State-of-the-art machines to manipulate soft matter —materials that behave as soft solids or liquids, depending on the level of force applied to them, such as sunscreen gels, clay, mayonnaise, tomato sauce— are preprogrammed to execute the same motion endlessly. By itself, the machine has no intelligence, no perception that a soft material must be manipulated, nor can autonomously adapt its plans to change the shape of the material. The intelligence is currently placed in the mind of the developer(s) who built the system and told it how to move. The SMEAR project
aims at bringing part of this intelligence and autonomy in manipulating soft matter into the machine, by integrating and improving the latest available perception technologies in the domain of computer vision and artificial intelligence (AI) with ``traditional'' state-of-the-art model-based engineering techniques, with the goal of designing a prototype robotic system for autonomous manipulation of soft matter
The SMEAR project is part of the multi-disciplinary 'Engineering Design research program'
of the Department of Mechanical Engineering of Eindhoven University of Technology (TU/e). The project is a collaboration between the divisions of Dynamical Systems Design (DSD, focused on systems, dynamics and control), Thermo Fluids Engineering (TFE, focused on heat and flow), and Computational and Experimental Mechanics (CEM, focused on mechanics and materials). The design of a soft-material manipulating robot requires multi-disciplinarity, combining hardware design, modeling, computer vision, AI, programming, and robot control. The most prominent components of the SMEAR project are:
- The design and validation of a perception module able to perceive the spatial occupancy (shape) of the soft material based from RGB(D) camera images, soft matter properties, and enviroment information, potentially including robot-soft-matter interaction forces. Training of the perception module is expected to be based on synthetic data (photorealistic rendering / shape pairs);
- The development of an at-least interactive-rate (60Hz) computational method for soft materials, which captures the essential physics (yield stress, non-Newtonian fluid rheological behavior). A prototype computer code capturing essential continuum-scale physics will be implemented and validated against experiments;
- The implementation of the numerical model in a virtual robot environment, combining a physics engine, photo realistic rendering, and advanced robot control software. Essentially, a digital twin of the robot and material will be constructed, thus creating a virtual 'playground';
- The design, construction and testing of a physical prototype of a robotic system for autonomous manipulation of soft matter, showing perception capability (shape and material property estimation) in the real world.
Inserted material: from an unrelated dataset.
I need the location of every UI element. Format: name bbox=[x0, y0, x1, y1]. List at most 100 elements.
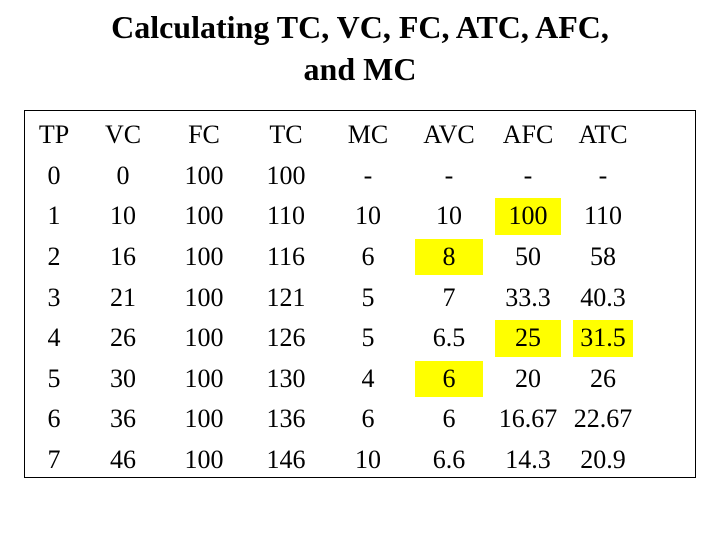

- Detailed literature review of soft-matter modeling, particle-based methods, deformable and soft object reconstruction from RGB(D) camera images, robot control of soft/granular matter, parameter calibration procedures;
- Development and implementation of the above-mentioned models and methods;
- Pro-actively enabling the collaboration between the involved disciplines;
- Dissemination of the results of your research in international and peer-reviewed journals and conferences;
- Writing a successful dissertation based on the developed research and defending it;
- Assume educational tasks like the supervision of Master students and internships.